In the spring, birds flock to Cordova, Alaska for nesting season. The dusky Canada goose, a subspecies of the Canada goose, uses the marshy, grass-filled Copper River Delta as its sole nesting habitat.

The ecosystem of the Copper River Delta changed abruptly when the 1964 earthquake lifted the wetland, turning it from a saltwater—to a freshwater—dominated system. Where at first the dusky Canada goose population spiked post-1964, it has since sharply decreased due to this change in habitat type over time. Shrubs and trees have grown up, and duskies now have less protection from predators such as bears, wolves, coyotes and bald eagles.

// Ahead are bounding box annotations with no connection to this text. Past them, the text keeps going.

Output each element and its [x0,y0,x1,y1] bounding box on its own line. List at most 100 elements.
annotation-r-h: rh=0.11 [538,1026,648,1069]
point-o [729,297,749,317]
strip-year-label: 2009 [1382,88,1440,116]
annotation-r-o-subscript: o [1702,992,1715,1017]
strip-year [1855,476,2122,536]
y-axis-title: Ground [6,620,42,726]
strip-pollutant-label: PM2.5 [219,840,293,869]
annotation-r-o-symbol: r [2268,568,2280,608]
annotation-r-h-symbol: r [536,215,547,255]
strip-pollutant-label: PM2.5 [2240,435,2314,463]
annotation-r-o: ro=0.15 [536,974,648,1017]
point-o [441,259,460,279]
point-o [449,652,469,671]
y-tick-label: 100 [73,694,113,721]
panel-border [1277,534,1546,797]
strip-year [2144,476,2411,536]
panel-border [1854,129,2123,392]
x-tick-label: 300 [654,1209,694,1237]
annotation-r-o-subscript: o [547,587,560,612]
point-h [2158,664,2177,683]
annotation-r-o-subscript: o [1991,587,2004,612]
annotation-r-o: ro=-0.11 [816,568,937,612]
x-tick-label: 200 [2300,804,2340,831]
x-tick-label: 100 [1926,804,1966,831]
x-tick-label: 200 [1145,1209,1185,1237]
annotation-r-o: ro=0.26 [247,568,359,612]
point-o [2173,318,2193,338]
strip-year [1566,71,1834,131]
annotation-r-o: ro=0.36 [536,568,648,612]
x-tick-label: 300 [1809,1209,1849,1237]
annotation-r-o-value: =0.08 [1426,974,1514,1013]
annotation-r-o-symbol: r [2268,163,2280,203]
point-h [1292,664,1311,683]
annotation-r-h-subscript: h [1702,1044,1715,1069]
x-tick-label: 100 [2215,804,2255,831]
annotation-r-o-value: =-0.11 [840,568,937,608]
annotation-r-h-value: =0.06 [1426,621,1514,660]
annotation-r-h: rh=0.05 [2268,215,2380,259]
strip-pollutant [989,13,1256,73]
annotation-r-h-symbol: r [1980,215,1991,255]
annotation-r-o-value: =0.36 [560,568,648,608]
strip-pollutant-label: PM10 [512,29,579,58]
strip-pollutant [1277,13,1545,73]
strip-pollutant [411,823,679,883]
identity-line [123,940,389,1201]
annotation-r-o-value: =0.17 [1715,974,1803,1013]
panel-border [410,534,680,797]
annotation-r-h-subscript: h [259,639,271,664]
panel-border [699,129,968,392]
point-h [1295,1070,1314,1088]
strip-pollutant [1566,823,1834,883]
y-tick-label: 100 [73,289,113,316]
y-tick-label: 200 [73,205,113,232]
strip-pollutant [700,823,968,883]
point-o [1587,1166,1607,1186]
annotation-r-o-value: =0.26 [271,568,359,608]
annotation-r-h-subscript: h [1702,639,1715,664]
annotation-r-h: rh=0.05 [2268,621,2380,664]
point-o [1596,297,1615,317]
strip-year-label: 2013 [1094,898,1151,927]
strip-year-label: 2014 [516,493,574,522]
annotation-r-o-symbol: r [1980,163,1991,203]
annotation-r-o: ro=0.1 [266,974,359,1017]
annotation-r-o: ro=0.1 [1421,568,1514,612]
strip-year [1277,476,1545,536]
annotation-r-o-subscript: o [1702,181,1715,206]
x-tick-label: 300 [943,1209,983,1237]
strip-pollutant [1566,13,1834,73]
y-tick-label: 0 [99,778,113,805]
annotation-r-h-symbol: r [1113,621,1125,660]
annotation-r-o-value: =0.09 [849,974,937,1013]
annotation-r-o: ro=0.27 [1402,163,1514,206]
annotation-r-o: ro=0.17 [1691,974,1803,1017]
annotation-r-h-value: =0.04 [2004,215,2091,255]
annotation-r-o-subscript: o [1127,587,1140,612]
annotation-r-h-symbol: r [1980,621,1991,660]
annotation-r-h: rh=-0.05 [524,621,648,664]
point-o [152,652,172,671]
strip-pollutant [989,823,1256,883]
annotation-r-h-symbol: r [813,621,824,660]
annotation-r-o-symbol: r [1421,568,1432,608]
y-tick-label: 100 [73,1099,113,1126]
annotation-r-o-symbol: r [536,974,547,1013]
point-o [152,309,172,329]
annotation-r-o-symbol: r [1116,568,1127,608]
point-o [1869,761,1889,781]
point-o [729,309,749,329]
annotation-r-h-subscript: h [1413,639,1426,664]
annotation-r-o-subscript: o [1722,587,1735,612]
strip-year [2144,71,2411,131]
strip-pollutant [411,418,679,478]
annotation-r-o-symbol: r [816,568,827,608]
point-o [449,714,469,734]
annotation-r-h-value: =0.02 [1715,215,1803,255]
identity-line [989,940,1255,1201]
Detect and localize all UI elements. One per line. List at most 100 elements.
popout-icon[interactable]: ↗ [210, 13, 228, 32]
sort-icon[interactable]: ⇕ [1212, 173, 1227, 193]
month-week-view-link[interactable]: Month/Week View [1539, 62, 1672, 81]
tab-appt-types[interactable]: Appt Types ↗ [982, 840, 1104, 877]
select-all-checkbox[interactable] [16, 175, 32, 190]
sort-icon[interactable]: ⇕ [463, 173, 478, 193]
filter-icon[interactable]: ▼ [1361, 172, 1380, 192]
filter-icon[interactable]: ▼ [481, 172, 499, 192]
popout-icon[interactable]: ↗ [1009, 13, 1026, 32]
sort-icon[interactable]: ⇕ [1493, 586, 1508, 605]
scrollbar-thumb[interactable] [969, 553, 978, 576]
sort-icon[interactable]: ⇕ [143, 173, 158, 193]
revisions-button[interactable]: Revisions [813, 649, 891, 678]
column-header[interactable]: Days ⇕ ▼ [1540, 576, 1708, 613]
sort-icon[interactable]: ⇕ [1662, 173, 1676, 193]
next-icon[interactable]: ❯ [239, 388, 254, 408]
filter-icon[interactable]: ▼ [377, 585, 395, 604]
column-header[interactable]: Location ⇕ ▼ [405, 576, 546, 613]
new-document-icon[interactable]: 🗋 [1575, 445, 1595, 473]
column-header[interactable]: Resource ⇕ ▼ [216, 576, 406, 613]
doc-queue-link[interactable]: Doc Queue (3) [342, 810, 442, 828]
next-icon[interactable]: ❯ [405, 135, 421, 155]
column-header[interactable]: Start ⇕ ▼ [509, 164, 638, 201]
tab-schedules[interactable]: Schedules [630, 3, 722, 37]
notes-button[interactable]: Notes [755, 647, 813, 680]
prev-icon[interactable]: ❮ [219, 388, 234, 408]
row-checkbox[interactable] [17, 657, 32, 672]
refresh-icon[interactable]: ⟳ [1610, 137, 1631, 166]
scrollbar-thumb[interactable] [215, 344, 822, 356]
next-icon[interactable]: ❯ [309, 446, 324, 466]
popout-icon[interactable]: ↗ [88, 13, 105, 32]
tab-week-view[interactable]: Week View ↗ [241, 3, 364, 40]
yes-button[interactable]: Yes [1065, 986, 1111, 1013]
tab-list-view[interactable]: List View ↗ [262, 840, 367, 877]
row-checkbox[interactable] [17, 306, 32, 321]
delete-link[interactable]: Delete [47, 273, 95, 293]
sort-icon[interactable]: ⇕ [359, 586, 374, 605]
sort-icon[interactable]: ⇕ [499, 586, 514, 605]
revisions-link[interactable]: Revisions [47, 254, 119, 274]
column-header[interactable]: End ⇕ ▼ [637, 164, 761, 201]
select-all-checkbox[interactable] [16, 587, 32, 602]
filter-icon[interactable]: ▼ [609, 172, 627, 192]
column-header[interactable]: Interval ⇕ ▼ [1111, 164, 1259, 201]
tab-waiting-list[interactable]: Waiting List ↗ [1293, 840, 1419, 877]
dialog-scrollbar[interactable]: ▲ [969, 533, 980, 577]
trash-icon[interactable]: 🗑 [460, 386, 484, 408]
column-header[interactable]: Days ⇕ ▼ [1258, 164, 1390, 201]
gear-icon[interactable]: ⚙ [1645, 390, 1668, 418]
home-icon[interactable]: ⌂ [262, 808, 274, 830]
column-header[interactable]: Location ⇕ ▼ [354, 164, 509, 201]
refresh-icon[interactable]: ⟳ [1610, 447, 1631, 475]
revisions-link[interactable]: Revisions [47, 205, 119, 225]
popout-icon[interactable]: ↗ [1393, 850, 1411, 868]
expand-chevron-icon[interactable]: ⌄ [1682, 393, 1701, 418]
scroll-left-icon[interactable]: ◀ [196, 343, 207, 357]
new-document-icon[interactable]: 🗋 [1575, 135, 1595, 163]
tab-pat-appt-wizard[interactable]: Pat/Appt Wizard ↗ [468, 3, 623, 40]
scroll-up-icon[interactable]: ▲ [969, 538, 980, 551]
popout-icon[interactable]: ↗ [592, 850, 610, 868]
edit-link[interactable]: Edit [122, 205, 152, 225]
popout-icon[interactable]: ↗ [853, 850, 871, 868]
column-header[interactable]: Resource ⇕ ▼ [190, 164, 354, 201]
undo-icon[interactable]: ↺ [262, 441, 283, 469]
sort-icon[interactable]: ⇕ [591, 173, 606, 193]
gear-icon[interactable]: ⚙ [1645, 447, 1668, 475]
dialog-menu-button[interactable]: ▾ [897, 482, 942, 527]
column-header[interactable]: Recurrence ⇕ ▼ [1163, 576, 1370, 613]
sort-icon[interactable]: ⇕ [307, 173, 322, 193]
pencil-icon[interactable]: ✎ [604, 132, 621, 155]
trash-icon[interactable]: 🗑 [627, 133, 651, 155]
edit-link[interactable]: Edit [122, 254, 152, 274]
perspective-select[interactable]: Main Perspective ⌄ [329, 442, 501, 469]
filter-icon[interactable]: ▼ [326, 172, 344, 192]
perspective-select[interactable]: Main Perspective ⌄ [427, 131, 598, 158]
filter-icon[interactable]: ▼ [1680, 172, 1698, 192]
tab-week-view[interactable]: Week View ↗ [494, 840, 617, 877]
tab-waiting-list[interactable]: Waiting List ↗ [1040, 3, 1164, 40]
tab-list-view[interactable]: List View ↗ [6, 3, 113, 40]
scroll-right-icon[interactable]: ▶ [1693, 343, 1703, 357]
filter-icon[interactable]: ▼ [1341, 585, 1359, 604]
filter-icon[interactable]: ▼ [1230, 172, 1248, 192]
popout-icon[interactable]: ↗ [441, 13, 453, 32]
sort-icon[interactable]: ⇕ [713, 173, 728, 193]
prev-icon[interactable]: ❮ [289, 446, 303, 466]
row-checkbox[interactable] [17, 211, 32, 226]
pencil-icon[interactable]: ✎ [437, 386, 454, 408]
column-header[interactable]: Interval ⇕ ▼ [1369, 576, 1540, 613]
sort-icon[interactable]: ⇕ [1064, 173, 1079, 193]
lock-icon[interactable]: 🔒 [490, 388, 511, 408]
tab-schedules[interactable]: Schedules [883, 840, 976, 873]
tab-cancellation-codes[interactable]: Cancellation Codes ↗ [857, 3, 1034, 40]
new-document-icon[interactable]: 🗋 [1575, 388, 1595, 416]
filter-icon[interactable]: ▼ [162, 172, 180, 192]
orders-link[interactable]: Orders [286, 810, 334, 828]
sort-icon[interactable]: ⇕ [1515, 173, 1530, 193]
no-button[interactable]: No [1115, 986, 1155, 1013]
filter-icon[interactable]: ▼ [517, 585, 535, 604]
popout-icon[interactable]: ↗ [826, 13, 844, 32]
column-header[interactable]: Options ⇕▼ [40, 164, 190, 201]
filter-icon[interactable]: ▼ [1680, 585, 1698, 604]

Fewer duskies nesting on the delta means the implementation of stricter hunting regulations in Oregon and Washington, the duskies’ wintering grounds. According to a U.S. Forest Service report, these restrictions could limit recreational activity and bring significant economic impacts to agriculture, especially in Oregon from large population increases of other geese subspecies formerly controlled through hunting.” Thus, the dusky Canada goose is considered a species of concern.

During the summer months, members of the Forest Service wildlife team travel via airboat to remote areas of the Delta to monitor and combat these changes.